Sunday, March 01, 2009

"Qwerty" proficiency for programmers?

A funny artifact of my own professional background comes to mind. Shortly after starting a mainframe programming and systems analysis job at an insurance company in January 1990, I noticed that some people had their terminal keyboards blocked out with some sort of plastic overlay. There actually was a course in “keyboard proficiency” offered as part of the company’s training then. I thought that the whole idea was passé and silly. I thought back to my high school days of the 1950s, when people (almost all girls) took typing as an elective. “Clerk-typist” was a real MOS in the Army (and a sought-after one in the Vietnam era, to stay off the front lines).

It seems that programmers learn to type fast and reliably quickly enough, with no prompting or need to stop looking. Just look how quickly Geek Squad guys type in Microsoft XP operating system commands to repair a machine.

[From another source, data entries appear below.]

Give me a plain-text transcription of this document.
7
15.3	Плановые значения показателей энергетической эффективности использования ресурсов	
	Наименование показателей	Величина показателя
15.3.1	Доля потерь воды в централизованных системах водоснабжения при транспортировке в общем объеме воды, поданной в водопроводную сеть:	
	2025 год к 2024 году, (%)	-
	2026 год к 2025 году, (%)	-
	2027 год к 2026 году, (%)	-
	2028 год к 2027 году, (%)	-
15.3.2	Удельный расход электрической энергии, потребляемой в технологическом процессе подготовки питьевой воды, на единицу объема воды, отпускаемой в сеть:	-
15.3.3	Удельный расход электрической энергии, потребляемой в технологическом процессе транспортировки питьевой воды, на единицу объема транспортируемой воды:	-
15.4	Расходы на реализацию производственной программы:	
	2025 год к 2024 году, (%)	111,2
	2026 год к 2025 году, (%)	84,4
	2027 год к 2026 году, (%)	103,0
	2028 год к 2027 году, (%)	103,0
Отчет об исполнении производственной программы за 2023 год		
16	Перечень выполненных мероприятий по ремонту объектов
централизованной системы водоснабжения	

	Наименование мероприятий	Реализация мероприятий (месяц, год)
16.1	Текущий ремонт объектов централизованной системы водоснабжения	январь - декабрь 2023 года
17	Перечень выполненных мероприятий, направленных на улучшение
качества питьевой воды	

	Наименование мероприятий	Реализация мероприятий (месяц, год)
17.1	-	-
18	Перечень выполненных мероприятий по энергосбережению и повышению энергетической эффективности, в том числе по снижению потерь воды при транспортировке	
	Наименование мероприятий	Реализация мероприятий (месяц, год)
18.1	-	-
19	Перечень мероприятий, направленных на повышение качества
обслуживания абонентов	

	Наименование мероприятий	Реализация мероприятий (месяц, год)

“Qwerty” is one of the few words where the Q is not followed by a u. Go to Europe, though, and, as I remember, in every country the keyboards were different. It would throw me, to go into the hotel guest “business” room in Bilbao Spain (with its unusual multiplicity of languages) and find the keyboard totally rearranged.

By the way, I had a mysterious “keyboard error” recently, which went away with a cold boot. I talked about it last week on the internet safety blog.